Design teams take a multi-disciplinary approach to assessing hazards––from power failure to cyber attack, from civil disorder to fire and explosive detonation––and arrive at risk assessments that, hopefully, illuminate how that building should be designed, built and safely operated. But, the size and complexity of modern hospitals means that the risk of fire cannot be entirely avoided. What’s important is that it is detected quickly, contained and then dealt with.
The history of fire safety in hospitals and elsewhere, in the USA and internationally, has been about “codifying by catastrophe”––only improving regulations once a fatal fire has taken place.
The most significant fire, in terms of new regulation, was the St Anthony’s Hospital disaster in Effingham, Illinois in 1949, which killed over 70 people, including 11 newborn babies.
From that disaster came regulations on flame-retardant materials and effective barriers to contain fires at the source, and a new recognition that containment was an integral part in minimizing fire risk.

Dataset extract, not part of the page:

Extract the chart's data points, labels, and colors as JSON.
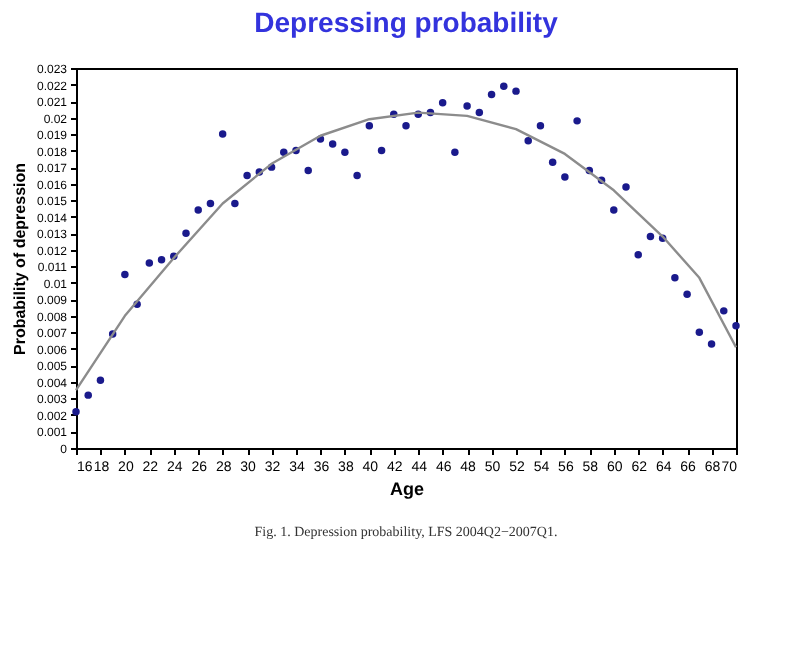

Fire regulations were again tightened following a 1961 hospital fire in Hartford, Connecticut, which was caused by a discarded cigarette that was dropped down a trash chute and 16 people died. Other changes to regulation were new rules on smoking on healthcare premises, and further requirements on fire-retardant materials, including wallpaper and ceiling tiles were instated.

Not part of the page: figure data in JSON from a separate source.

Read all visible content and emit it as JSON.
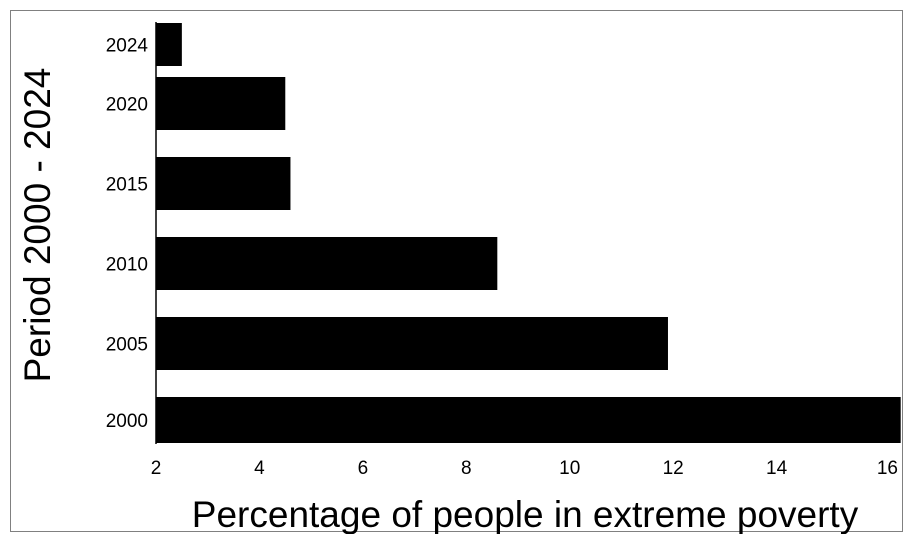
{
  "chart_data": {
    "type": "bar",
    "orientation": "horizontal",
    "categories": [
      "2000",
      "2005",
      "2010",
      "2015",
      "2020",
      "2024"
    ],
    "values": [
      16.4,
      11.9,
      8.6,
      4.6,
      4.5,
      2.5
    ],
    "xlabel": "Percentage of people in extreme poverty",
    "ylabel": "Period 2000 - 2024",
    "xlim": [
      2,
      16
    ],
    "xticks": [
      2,
      4,
      6,
      8,
      10,
      12,
      14,
      16
    ],
    "bar_color": "#000000",
    "grid": false,
    "legend": "none"
  }
}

Underlining the importance of containment, an intern at the hospital said that those who lived had the doors to their rooms closed. Those who died had their doors open.
However, the deadliest hospital fire in the U.S. took place at the Cleveland Clinic in May 1929 when over 120 people died, caused by nitrocellulose x-ray film being exposed to the heat of a light bulb. This caused explosions and the creation of poisonous gas.

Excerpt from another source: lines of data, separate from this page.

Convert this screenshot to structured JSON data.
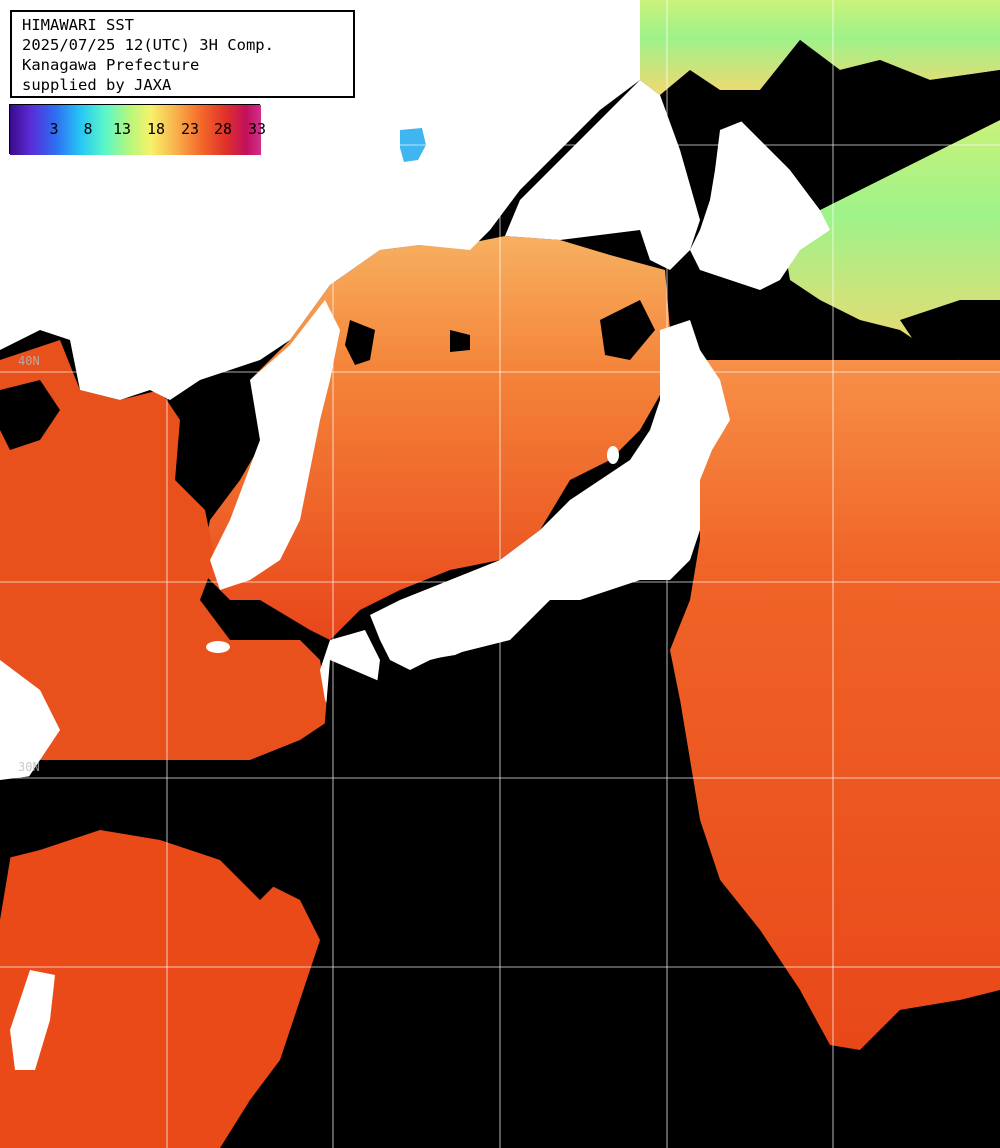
{
  "header": {
    "line1": "HIMAWARI SST",
    "line2": "2025/07/25 12(UTC) 3H Comp.",
    "line3": "Kanagawa Prefecture",
    "line4": "supplied by JAXA"
  },
  "legend": {
    "ticks": [
      "3",
      "8",
      "13",
      "18",
      "23",
      "28",
      "33"
    ],
    "gradient_colors": [
      "#3a0a8a",
      "#5a2bd6",
      "#2f6cf2",
      "#26c6f5",
      "#5cf7c8",
      "#b8f77a",
      "#f7f26a",
      "#f9b24c",
      "#f46a2a",
      "#e0302a",
      "#c2105a",
      "#d0308c"
    ]
  },
  "grid": {
    "lat_labels": [
      "40N",
      "30N"
    ]
  },
  "colors": {
    "land": "#ffffff",
    "cloud": "#000000",
    "sea_warm": "#e64a1a",
    "sea_mid": "#f78a3c",
    "sea_cool": "#f2d070",
    "sea_cold": "#9ff08a",
    "gridline": "#ffffff"
  }
}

Following this, again codifying by catastrophe, Cleveland issued all fire fighters with gas masks and, nationally, new standards were introduced for the storage of hazardous materials, including x-ray film.
Among other tragedies was a 1950 fire at Mercy Hospital, Iowa, a unit for mental patients. The fire, again perhaps caused by a discarded cigarette, claimed some 40 lives, and was able to spread rapidly in an old building. Containment, again.
Although many lessons have been learned over the years, not all of them have been implemented in other parts of the world. In a hospital fire in Russia last year, nearly 40 people died––in a wooden building that had been previously ordered to close because of fire safety concerns. A further 38 died last year in a separate hospital fire near Moscow.
Most fires start with the smallest of incidents––commonly, a dropped cigarette or electrical short-circuit. Others have a more bizarre cause; for example, an operating theatre at Ashford Hospital, England, had to be temporarily closed last year because a member of staff overcooked food in a microwave oven, filling corridors with smoke.
But, if a fire does break out, it needs to be suppressed––with a sprinkler system, for example––and contained, which is where specialist glazing systems have an important role to play. These systems can contain a fire for up to 120 minutes––long enough for safe evacuation and emergency response.
In a hospital environment, where ambient light has an important influence on staff morale and patient recovery, glazing systems can have both a functional and aesthetic purpose: helping in the recovery process and, if a fire breaks out, ensuring that it is contained at source.